Le tribunal de commerce de Paris, en France, a prononcé la liquidation judiciaire immédiate de la maison de prêt-à-porter Sonia Rykiel, fin de la semaine dernière, faute d’avoir pu retrouver un repreneur.

Décision qui entraîne le licenciement des 135 salariés de l’entreprise, qui se tournent évidemment vers le propriétaire depuis 2012 de la marque Sonia Rykiel, le groupe de Hong Kong First Heritage Brands, à qui ils demandent de financer le plan social.

Pertes de 30 millions d’euros en 2018

La marque était en perte de vitesse depuis des années : gros plan social en 2017, 40% des effectifs supprimés. La situation s’est encore dégradée, au point que, selon le journal Les Échos, les pertes nettes s’élevaient à 30 millions d’euros fin 2018 — chiffre d’affaires de 35 millions d’euros.

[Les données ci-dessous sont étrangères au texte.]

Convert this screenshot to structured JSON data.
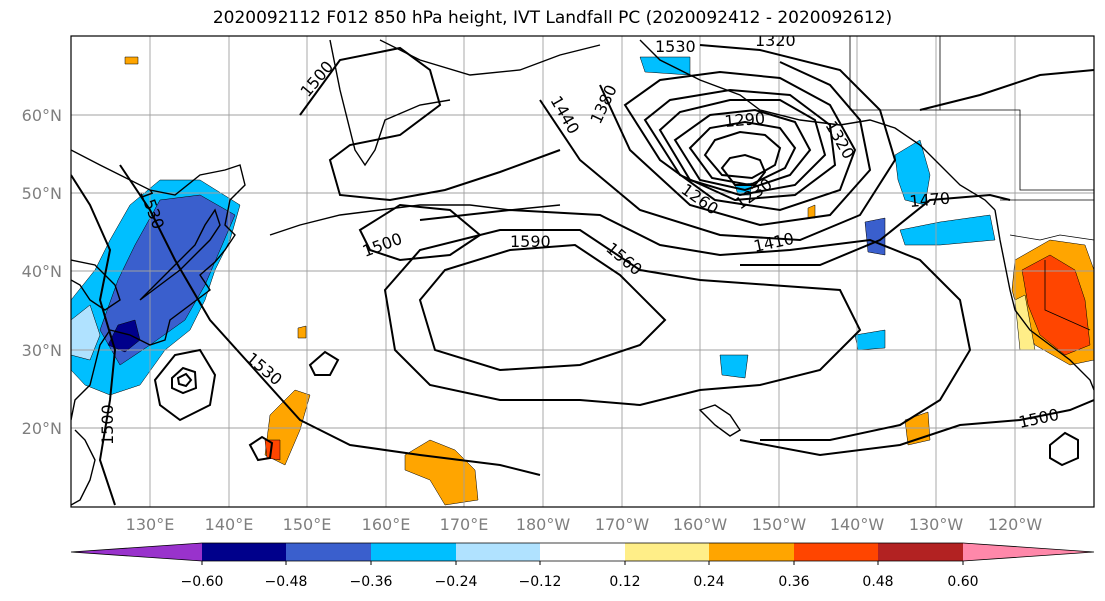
{
  "title": "2020092112 F012 850 hPa height, IVT Landfall PC (2020092412 - 2020092612)",
  "lat_labels": [
    "60°N",
    "50°N",
    "40°N",
    "30°N",
    "20°N"
  ],
  "lon_labels": [
    "130°E",
    "140°E",
    "150°E",
    "160°E",
    "170°E",
    "180°W",
    "170°W",
    "160°W",
    "150°W",
    "140°W",
    "130°W",
    "120°W"
  ],
  "contour_labels": [
    "1500",
    "1530",
    "1590",
    "1560",
    "1500",
    "1440",
    "1380",
    "1290",
    "1260",
    "1230",
    "1320",
    "1410",
    "1470",
    "1530",
    "1500",
    "1500",
    "1530",
    "1320"
  ],
  "colorbar": {
    "colors": [
      "#9932cc",
      "#00008b",
      "#3a5fcd",
      "#00bfff",
      "#b0e2ff",
      "#ffffff",
      "#ffee88",
      "#ffa500",
      "#ff4500",
      "#b22222",
      "#ff88aa"
    ],
    "tick_labels": [
      "−0.60",
      "−0.48",
      "−0.36",
      "−0.24",
      "−0.12",
      "0.12",
      "0.24",
      "0.36",
      "0.48",
      "0.60"
    ]
  }
}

Fin tragique pour cette griffe que Sonia Rykiel, décédée en 2016, avait fondée en mai 1968 parce que la mode de l’époque ne lui convenait pas.

"Je suis au fond une femme comme les autres et j’ai commencé comme les autres femmes, c’est-à-dire que je me suis mariée, j’ai eu des enfants, je n’ai rien fait, je me suis occupée de ma maison, j’étais une femme d’intérieur et, au fond, je crois que je trouvais toujours tout ce qui me convenait dans tous les domaines — en littérature, en peinture, en musique — mais dans les vêtements, pas du tout. C’est-à-dire que les vêtements étaient toujours à côté, c’était toujours quelque chose qui n’était pas pour moi, qui était dans le mauvais sens, si on peut dire. Au fond, je crois que c’est un peu ça, c’est-à-dire que j’ai essayé de trouver quelque chose qui pouvait être exactement à ma mesure, pour moi."

Sonia Rykiel était en tout cas une véritable entrepreneuse et manifestement pas toujours très commode. "Je suis extrêmement dure dans mon travail, c’est-à-dire que je n’y connais rien, je ne sais pas couper, je ne sais pas coudre, donc je suis encore beaucoup plus dure que, je crois, ceux qui savent. Quand on me dit que ça n’est pas possible, je dis : ' Tu dois le faire', et on le fait, toujours."

Un contexte défavorable du marché de la mode?

Finalement, l’actionnaire chinois de la maison Rykiel porte, de toute évidence, une part de responsabilité, puisque ce groupe basé à Hong Kong était l’unique propriétaire de l’entreprise depuis 2016. Et pour justifier le plan social de 2017, il évoquait le contexte défavorable du marché de la mode.

Plus récemment, le comité d’entreprise dénonçait plutôt, lui, la gestion hasardeuse et dispendieuse de First Heritage Brands. Mais cela ne signifie pas forcément que la marque va disparaître, purement et simplement, parce que la marque Sonia Rykiel a certainement de la valeur.

Certains investisseurs pourraient essayer de s’en emparer, de préférence à vil prix, bien sûr, pour la relancer, en imaginant qu’ils vont gagner du temps en rachetant la marque, son histoire, son positionnement et peut-être sa clientèle, mais c’est infiniment plus facile à dire qu’à faire.